- Born: James Thomas Armour Osborne 13 January 1907 Ninfield, East Sussex, England
- Died: 16 April 1979 (aged 72) Orsett, Essex, England
- Education: Hastings School of Art; Royal College of Art;
- Known for: Painting
- Style: Wildlife art
- Spouse: Charlotte Ellen Gibson ​ ​(m. 1937)​

= James T. A. Osborne =

British painter, original printmaker, etcher and engraver (1907–1979)

James Thomas Armour Osborne (13 January 1907 – 16 April 1979) was a British painter, original printmaker, etcher and engraver known for his ornithological and wildlife prints. He was a student at the Royal College of Art, a Rome Scholar, a Fellow of the Royal Society of Painter-Etchers (now Royal Society of Painter-Printmakers) and a founder of the Society of Wildlife Artists.

== Early life and education ==
James Thomas Armour Osborne was born in Ninfield, East Sussex, on 13 January 1907, the son of a Scottish farmer who migrated to England at the beginning of the century. Throughout his early life he spent much of his time in the surrounding countryside of his parents’ farm, watching and sketching wildlife of every kind. This led Osborne to study at Hastings School of Art, concentrating on sculpture, which he nearly made his career path. During his time at Hastings he won a scholarship to the Royal College of Art where he found that the medium of print suited him better and in his final year made the switch to the Print School, then under the direction of Malcolm Osborne. He went on to gain the highest accolade, the Prix de Rome Scholarship in Engraving.

== Career ==
In 1932 he returned to England and took a position teaching at the Polytechnic School of Art in Regent Street.

In 1946 Osborne was elected an A.R.E a member of the Royal Society of Painter-Etchers (now Royal Society of Painter-Printmakers) and elected a fellow (R.E) in 1957. He exhibited regularly with the society. His works were exhibited at the Royal Academy Summer Exhibition twenty-four times between 1936 and 1970. His work was shown throughout regional galleries in the UK and in the US and he was also included within Arts Council touring exhibitions in Europe.

In 1964, together with Eric Ennion, Robert Gilmore, Elieen Soper, and Keith Shackleton, he founded the Society of Wildlife Artists and was a regular exhibitor with the Society at the Mall Galleries, London.

Osborne’s works are a combination of colour wood engravings, linocuts and silk screens prints, illustrating a range of wildlife, with a special emphasis towards birds. They are bold, interpretive and large scale, rich in colour and detail. Throughout his career, Osborne constantly experimented with all forms of print and paper and his editions never exceeded thirty.
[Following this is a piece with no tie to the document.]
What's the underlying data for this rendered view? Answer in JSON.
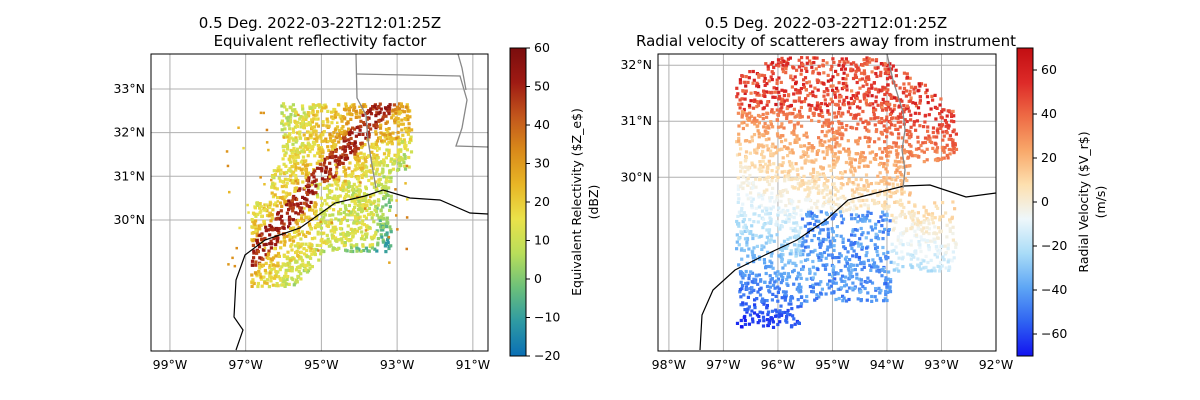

The large woodcuts and linocuts are in direct contrast with the small delicate black and white wood engravings of his earlier works.

== Personal life and death ==
On 18 December 1937 he married the sculptor Charlotte Ellen Gibson (1902–1994) also a Rome Scholar and a fellow of the Royal Society of British Sculptors. For many years they lived together in a house that had been specially designed for artists by Sir John Belcher for the sculptor Sir Hamo Thornycroft at 2A Melbury Road, Holland Park, London.

Osborne died on 16 April 1979 in Orsett.

== Legacy ==
Osborne's prints are held in national public collections including The Ashmolean, Oxford, The Victoria and Albert Museum, London, University of Wales Aberystwyth, Cuming Museum, London.

The first major retrospective of Osborne’s work was held in July 1986 as part of the 25th anniversary of the World Wildlife Fund UK. Harry Eccleston, President of the Royal Society of Painter-Etchers and Engravers said:

“Although I have known and admired individual pieces of Osborne’s work for the past forty years, seeing it all gathered together is a revelation. You are suddenly aware of how much he is following in the great tradition of those British artists who have found their inspiration in animals and birds which surround them: Stubbs, Bewick and more recently Tunnicliffe”.

In addition to the Royal Academy and RWS Galleries in London, exhibitions of Osborne's work have been held at Reading Museum & Art Gallery (1960), Barton Art Gallery, Tenterden (1986 in association with the World Wildlife Fund) Guild Gallery, London (1987) University of Wales, Aberystwyth (1987) Victoria Art Gallery, Bath (1988) Jane Haler Gallery (1988), Darling Harbour Expo, Sydney Australia (1988) The Burton Art Gallery Bideford, Devon (2014) and Nature in Art (2016).

== Memberships and awards ==

- Scholarship to the Royal Academy of Arts
- Rome Scholar
- Fellow of the Royal Society of Painter-Etchers (R.E.)